Le développement des réseaux de chaleur en Europe a suivi les développements aux États-Unis. Dans la plupart des pays européen où les réseaux se sont développés, on retrouve quatre grandes périodes : au début du XXe siècle, des réseaux de chaleur sont mis en place dans les villes les plus importantes, à la fois par leur population et leurs besoins de chauffage. Après la deuxième guerre mondiale, la reconstruction s'accompagne de grands programmes urbains, qui intègrent parfois des réseaux de chaleur. La troisième période est une réponse aux chocs pétroliers, dans les années 1980, avec la volonté de réduire la dépendance aux énergies fossiles pour des raisons économiques.

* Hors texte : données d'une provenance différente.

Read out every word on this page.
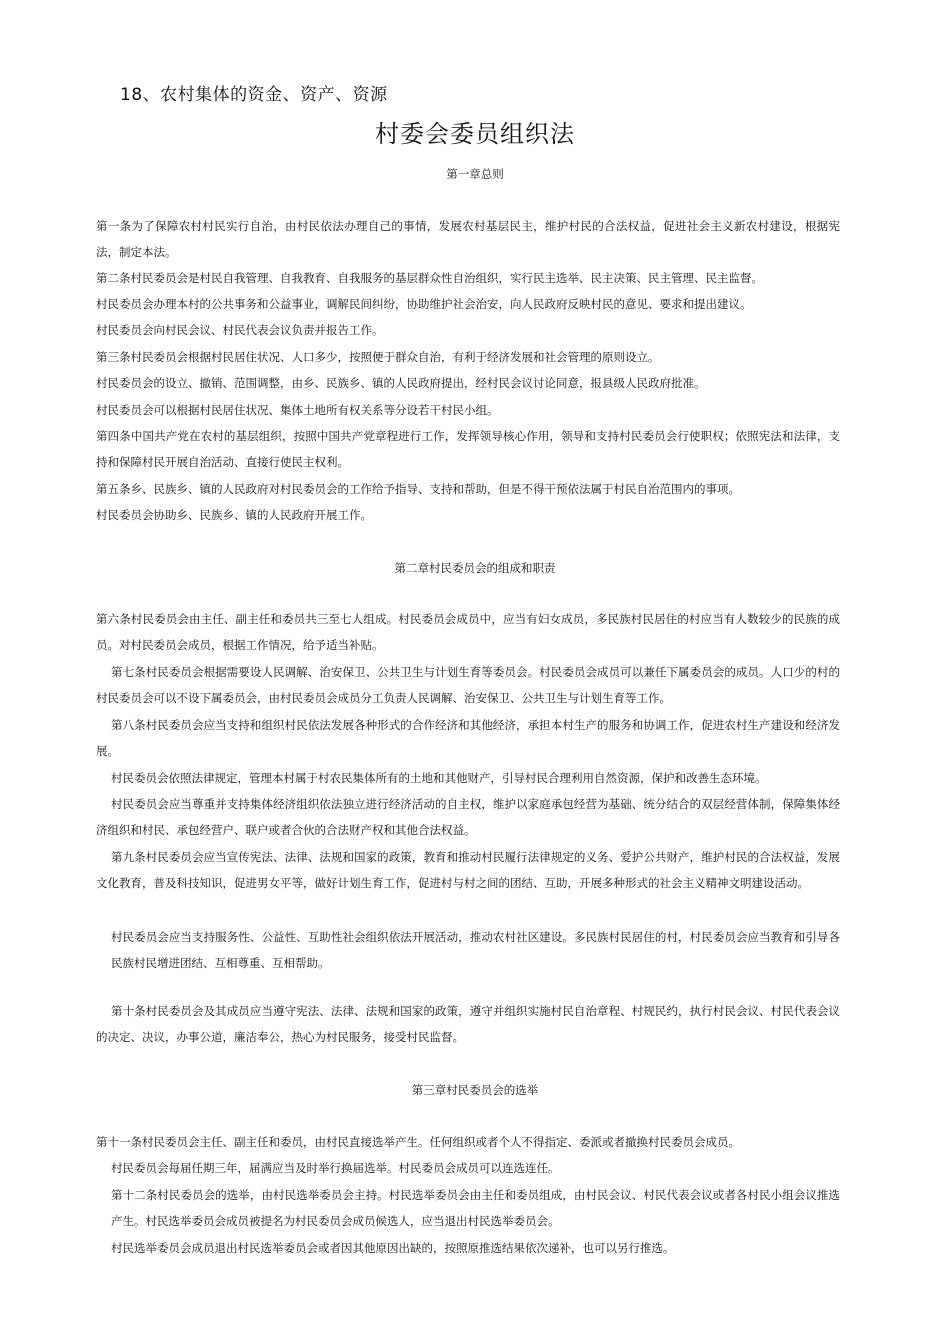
18、农村集体的资金、资产、资源
村委会委员组织法
第一章总则
第一条为了保障农村村民实行自治，由村民依法办理自己的事情，发展农村基层民主，维护村民的合法权益，促进社会主义新农村建设，根据宪法，制定本法。
第二条村民委员会是村民自我管理、自我教育、自我服务的基层群众性自治组织，实行民主选举、民主决策、民主管理、民主监督。
村民委员会办理本村的公共事务和公益事业，调解民间纠纷，协助维护社会治安，向人民政府反映村民的意见、要求和提出建议。
村民委员会向村民会议、村民代表会议负责并报告工作。
第三条村民委员会根据村民居住状况、人口多少，按照便于群众自治，有利于经济发展和社会管理的原则设立。
村民委员会的设立、撤销、范围调整，由乡、民族乡、镇的人民政府提出，经村民会议讨论同意，报县级人民政府批准。
村民委员会可以根据村民居住状况、集体土地所有权关系等分设若干村民小组。
第四条中国共产党在农村的基层组织，按照中国共产党章程进行工作，发挥领导核心作用，领导和支持村民委员会行使职权；依照宪法和法律，支持和保障村民开展自治活动、直接行使民主权利。
第五条乡、民族乡、镇的人民政府对村民委员会的工作给予指导、支持和帮助，但是不得干预依法属于村民自治范围内的事项。
村民委员会协助乡、民族乡、镇的人民政府开展工作。
第二章村民委员会的组成和职责
第六条村民委员会由主任、副主任和委员共三至七人组成。村民委员会成员中，应当有妇女成员，多民族村民居住的村应当有人数较少的民族的成员。对村民委员会成员，根据工作情况，给予适当补贴。
第七条村民委员会根据需要设人民调解、治安保卫、公共卫生与计划生育等委员会。村民委员会成员可以兼任下属委员会的成员。人口少的村的村民委员会可以不设下属委员会，由村民委员会成员分工负责人民调解、治安保卫、公共卫生与计划生育等工作。
第八条村民委员会应当支持和组织村民依法发展各种形式的合作经济和其他经济，承担本村生产的服务和协调工作，促进农村生产建设和经济发展。
村民委员会依照法律规定，管理本村属于村农民集体所有的土地和其他财产，引导村民合理利用自然资源，保护和改善生态环境。
村民委员会应当尊重并支持集体经济组织依法独立进行经济活动的自主权，维护以家庭承包经营为基础、统分结合的双层经营体制，保障集体经济组织和村民、承包经营户、联户或者合伙的合法财产权和其他合法权益。
第九条村民委员会应当宣传宪法、法律、法规和国家的政策，教育和推动村民履行法律规定的义务、爱护公共财产，维护村民的合法权益，发展文化教育，普及科技知识，促进男女平等，做好计划生育工作，促进村与村之间的团结、互助，开展多种形式的社会主义精神文明建设活动。
村民委员会应当支持服务性、公益性、互助性社会组织依法开展活动，推动农村社区建设。多民族村民居住的村，村民委员会应当教育和引导各民族村民增进团结、互相尊重、互相帮助。
第十条村民委员会及其成员应当遵守宪法、法律、法规和国家的政策，遵守并组织实施村民自治章程、村规民约，执行村民会议、村民代表会议的决定、决议，办事公道，廉洁奉公，热心为村民服务，接受村民监督。
第三章村民委员会的选举
第十一条村民委员会主任、副主任和委员，由村民直接选举产生。任何组织或者个人不得指定、委派或者撤换村民委员会成员。
村民委员会每届任期三年，届满应当及时举行换届选举。村民委员会成员可以连选连任。
第十二条村民委员会的选举，由村民选举委员会主持。村民选举委员会由主任和委员组成，由村民会议、村民代表会议或者各村民小组会议推选产生。村民选举委员会成员被提名为村民委员会成员候选人，应当退出村民选举委员会。
村民选举委员会成员退出村民选举委员会或者因其他原因出缺的，按照原推选结果依次递补，也可以另行推选。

Et enfin la période actuelle, qui a commencé plus ou moins tôt selon les pays, s'inscrit dans les politiques de lutte contre le changement climatique et développement des énergies renouvelables.

Les réseaux de chaleur se sont également fortement développés sous le régime soviétique en URSS. Ainsi, les pays de l'ex-URSS rassemblent aujourd'hui à eux seuls plus de la moitié de la puissance installée au niveau mondial. Les installations sont toutefois souvent vétustes, avec d'importants problèmes d'efficacité énergétique.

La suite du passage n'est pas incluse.